Early and Late Mycenaean, Protogeometric, and Geometric habitation remains and tombs of Middle Helladic, Protogeometric and archaic date were found in recent excavations in a field NE of the acropolis. Early Mycenaean and Geometric house walls were also uncovered on the lowest slope of Mt. Barbouna, just opposite the acropolis. Traces of an extramural cemetery of the Middle Helladic period were found on the same slope.

The principal finds are in the Nauplia Museum, in Uppsala, and in the Museum of Mediterranean Antiquities in Stockholm.


BIBLIOGRAPHY

E. Curtius, Peloponnesos (1852) II 167ff; H. Schliemann, Tiryns (1886) 48ff; J. G. Frazer, Paus. Des. Gr.

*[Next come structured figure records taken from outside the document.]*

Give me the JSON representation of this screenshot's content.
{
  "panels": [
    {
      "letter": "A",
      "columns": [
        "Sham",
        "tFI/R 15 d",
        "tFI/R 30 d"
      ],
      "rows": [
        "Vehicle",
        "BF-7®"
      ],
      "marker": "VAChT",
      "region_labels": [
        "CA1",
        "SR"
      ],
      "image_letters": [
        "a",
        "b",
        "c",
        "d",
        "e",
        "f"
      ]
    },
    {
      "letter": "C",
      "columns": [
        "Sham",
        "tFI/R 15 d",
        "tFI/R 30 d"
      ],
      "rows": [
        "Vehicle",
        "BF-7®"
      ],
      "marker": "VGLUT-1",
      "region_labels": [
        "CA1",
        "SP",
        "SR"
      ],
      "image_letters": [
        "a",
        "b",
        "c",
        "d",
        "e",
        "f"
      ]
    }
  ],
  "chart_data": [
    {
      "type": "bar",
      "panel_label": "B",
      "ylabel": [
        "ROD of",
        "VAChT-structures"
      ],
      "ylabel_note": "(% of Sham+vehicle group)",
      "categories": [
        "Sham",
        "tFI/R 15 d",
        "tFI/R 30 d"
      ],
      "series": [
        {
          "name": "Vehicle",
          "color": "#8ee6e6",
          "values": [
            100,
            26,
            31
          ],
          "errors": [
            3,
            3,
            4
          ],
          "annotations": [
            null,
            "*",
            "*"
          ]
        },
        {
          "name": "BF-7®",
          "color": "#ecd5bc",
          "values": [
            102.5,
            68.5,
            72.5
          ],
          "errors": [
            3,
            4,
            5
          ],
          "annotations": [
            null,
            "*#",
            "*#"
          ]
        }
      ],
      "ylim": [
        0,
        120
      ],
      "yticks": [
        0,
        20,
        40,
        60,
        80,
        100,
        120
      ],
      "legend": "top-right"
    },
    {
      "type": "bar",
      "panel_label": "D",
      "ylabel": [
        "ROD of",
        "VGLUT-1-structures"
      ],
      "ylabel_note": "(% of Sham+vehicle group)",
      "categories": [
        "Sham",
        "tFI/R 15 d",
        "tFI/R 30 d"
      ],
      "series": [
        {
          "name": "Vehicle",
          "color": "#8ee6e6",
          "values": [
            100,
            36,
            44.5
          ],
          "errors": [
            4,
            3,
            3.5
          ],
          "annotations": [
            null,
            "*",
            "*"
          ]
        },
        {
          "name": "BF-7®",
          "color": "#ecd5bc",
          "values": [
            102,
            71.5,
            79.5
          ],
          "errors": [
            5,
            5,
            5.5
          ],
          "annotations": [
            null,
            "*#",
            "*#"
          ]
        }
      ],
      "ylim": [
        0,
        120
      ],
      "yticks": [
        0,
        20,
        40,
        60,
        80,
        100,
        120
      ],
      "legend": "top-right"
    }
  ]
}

V (1898) 601ff; L. Renaudin, “Note sur le site d'Asiné en Argolide,” BCH 45 (1921) 295ff; A. W. Persson, “Recherches préliminaires en vue de fouilles suédoises,” BLund (1920-21) 17ff; id., “Aperçu provisoire des résultats obtenus au cours des fouilles d'Asiné faites en 1922,” BLund (1922-23) 25ff; O. Frödin & Persson, “Rapport préliminaire sur les fouilles d'Asiné 1922-1924,” BLund (1924-1925) 23ff; Persson, Asine (1931); Frödin & Persson, Asine: Results of the Swedish Excavations 1922-1930 (1938)MPI; R. L. Scranton, Greek Walls (1941); N. Valmin, Vid vinrött hav, 2d rev. ed. (1953) 11-25; R. Hägg, “Geometrische Gräber von Asine,” Opus. Athen. 6 (1965) 116ff; C. G. Styrenius & A. Vidén, “New Excavations at Asine,” AAA 4 (1971) 147-148; S. Dietz, “Kistegrave fin en første graesk storhedstid—en foreløbig meddelelse fra udgravningerne i Asine,” Fra Nationalmuseets arbejdsmark (1971) 57-70; I. & R. Hägg, “Excavations in the Barbouna Area at Asine, 1,” Boreas 4.1 (1973) with bibliography on pp. 14-15; R. Hägg, “Die Gräber der Argolis, 1. Lage und Form der Gräber,” Boreas 7.1 (1974) 47-56.

Hom. Il. 2.560; Strab. 8.4.4, 8.6.3, 8.6.11, 8.6.13, 8.16.17; Ptol. 3.16.20; Paus. 2.28.2, 2.36.4-5, 3.7.4, 4.8.3, 4.24.4, 4.27.8, 4.34.9-12; Diod. Sic. 4.37.2; Herodian 1. 333L; Nic. Dam. 38 (FHG 3.376).